Une maison isolée quelque part en banlieue
Si froide l’hiver, si chaude l’été,
Avec une araignée et partout de la poussière,
Où les lettres d’amour jaunissent et s’abîment,
Où en catimini les portraits changent :
Là, les gens vont comme sur une tombe,
Puis, de retour chez eux, ils se lavent les mains,
Et ils effacent une larme au bord des paupières
Lourdes, et longuement soupirent.
Mais passe le temps, se suivent les printemps,
Rosit le ciel, des villes le nom change,
Et les témoins là ne sont plus.
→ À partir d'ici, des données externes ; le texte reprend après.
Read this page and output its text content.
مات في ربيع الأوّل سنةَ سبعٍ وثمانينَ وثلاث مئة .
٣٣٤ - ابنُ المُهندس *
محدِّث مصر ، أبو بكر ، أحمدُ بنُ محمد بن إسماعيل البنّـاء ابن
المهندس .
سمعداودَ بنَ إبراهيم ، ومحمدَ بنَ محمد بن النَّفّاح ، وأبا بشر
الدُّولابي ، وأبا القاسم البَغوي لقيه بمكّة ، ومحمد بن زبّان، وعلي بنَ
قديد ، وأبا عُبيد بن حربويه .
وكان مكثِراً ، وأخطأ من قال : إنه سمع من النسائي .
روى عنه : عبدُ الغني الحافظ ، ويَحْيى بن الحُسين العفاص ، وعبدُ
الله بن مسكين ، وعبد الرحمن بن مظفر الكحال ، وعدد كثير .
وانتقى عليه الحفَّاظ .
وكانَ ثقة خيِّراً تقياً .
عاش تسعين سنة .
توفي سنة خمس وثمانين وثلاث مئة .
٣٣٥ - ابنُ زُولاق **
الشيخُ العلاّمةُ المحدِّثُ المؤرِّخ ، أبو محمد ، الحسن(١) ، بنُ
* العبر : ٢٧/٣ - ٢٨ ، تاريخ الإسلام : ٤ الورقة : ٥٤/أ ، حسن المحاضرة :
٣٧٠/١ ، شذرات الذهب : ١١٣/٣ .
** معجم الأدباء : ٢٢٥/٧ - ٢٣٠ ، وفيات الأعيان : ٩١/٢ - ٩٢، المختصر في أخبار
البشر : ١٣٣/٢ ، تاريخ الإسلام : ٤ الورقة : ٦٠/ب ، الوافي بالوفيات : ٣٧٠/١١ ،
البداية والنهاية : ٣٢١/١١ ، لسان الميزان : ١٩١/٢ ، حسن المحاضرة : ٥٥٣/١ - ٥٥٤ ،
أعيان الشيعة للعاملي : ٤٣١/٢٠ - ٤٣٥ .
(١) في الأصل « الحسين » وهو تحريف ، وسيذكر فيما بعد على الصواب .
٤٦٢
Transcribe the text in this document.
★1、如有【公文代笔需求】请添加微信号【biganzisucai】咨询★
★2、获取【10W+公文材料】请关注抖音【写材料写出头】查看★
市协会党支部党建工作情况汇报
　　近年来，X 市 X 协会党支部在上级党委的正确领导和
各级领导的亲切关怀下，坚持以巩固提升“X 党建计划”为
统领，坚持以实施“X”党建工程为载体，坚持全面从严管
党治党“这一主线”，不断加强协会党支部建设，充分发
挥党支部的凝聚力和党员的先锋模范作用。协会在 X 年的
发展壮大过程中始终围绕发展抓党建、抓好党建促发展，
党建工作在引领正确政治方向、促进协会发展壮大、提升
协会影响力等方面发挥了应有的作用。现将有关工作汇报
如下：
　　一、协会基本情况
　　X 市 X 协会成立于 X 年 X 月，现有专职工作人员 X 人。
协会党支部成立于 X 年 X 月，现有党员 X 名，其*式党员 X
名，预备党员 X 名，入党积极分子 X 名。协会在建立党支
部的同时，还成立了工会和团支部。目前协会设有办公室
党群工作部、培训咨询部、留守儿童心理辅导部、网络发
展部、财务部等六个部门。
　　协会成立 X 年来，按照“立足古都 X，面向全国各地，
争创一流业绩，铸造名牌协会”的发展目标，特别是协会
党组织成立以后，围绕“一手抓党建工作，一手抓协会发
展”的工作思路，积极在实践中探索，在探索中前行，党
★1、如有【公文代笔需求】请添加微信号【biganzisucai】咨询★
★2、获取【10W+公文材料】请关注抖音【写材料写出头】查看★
Personne
Pour partager pleurs et souvenirs.
Et lentement disparaissent les ombres
Celles que nous n’invoquons plus,
Car leur retour serait pour nous effroi.
Un matin, au réveil, nous comprenons
Que même le chemin vers la maison isolée
Nous l’avons oublié,
Et, suffoquant, de honte et de colère,
Nous y courons, mais comme dans un rêve
Tout diffère là-bas : les hommes, les objets,
Les murs, nous sommes devenus des étrangers.
Nous nous sommes trompés… Mon Dieu !
Et comme est alors grande l’amertume : ce passé
N’a plus sa place dans le cadre de notre vie :
Il nous est indifférent comme à notre voisin de palier.
Les morts, nous ne pourrions les reconnaître,
Et ceux que Dieu n’a pas voulu nous garder
Se sont même fort bien passés de nous.
Tout est pour le mieux…
( 5 février 1945, Leningrad. )
Anna Akhmatova,
traduction Serge Venturini publiée dans Eclats I (1977-1999), chez L’Harmattan, en l’an 2000
Les élégies du Nord
La quatrième élégie
Nos souvenirs connaissent trois périodes.
Dans la première, tout est comme hier,
l’âme se plaît sous leurs voûtes bénies,
le corps se plaît dans leur ombre propice
le rire vit encore, les larmes coulent,
la tache d’encre est encore sur la table —
et ce baiser comme un sceau sur le cœur,
unique inoubliable, baiser d’adieu…
Mais cette période n’est pas très longue.
Au lieu de voûtes bénies, une maison
solitaire dans un lointain faubourg,
où il fait froid l’hiver et chaud l’été,
où la poussière et l’araignée s’étalent,
où les lettres brûlantes en cendres tombent
et les portraits s’altèrent en cachette.
On y va comme on va sur les tombes,
en rentrant on se lave les mains,
en essuyant une larme fugace
des yeux lassés, avec un lourd soupir…
Mais l’horloge tictaque, les printemps
se suivent sans répit, le ciel rosit ;
le nom des villes eux-mêmes changent, et
s’en vont les témoins des événements.
Qui va pleurer, qui va se souvenir
et lentement nous abandonnent les ombres
que nous n’appelons plus, dont le retour
nous aurait même été effrayant.
Soudain éveillés, nous constatons que nous avons oublié jusqu’au chemin
de cette maison. Étouffant de honte,
nous y courons, mais (comme dans tous les rêves)
tout a changé : êtres, choses, murs —
Nous sommes étrangers. On nous ignore ;
Ailleurs, nous sommes ailleurs… seigneur Dieu !
Puis vient le plus terrible : nous voyons
que nous ne pourrions mettre ce passé
dans notre vie présente, et qu’il est
devenu aussi étranger pour nous
que pour notre voisin de palier ; que
nous ne saurions reconnaître nos morts
et que ceux dont le sort nous sépara
s’en accommodent parfaitement. Et même
que tout est pour le mieux…
Anna Akhmatova,
traduction de Jacques Burko
(anthologie parue en 1997 dans la défunte collection Orphée de Claude Michel Cluny)
Однако порядок стихотворений не зафиксирован однозначно, несмотря на биографическую последовательность сюжета, их объединяющего.
Отказ от непрерывности или строго хронологического принципа — основная стилистическая особенность воспоминаний А. Ахматовой.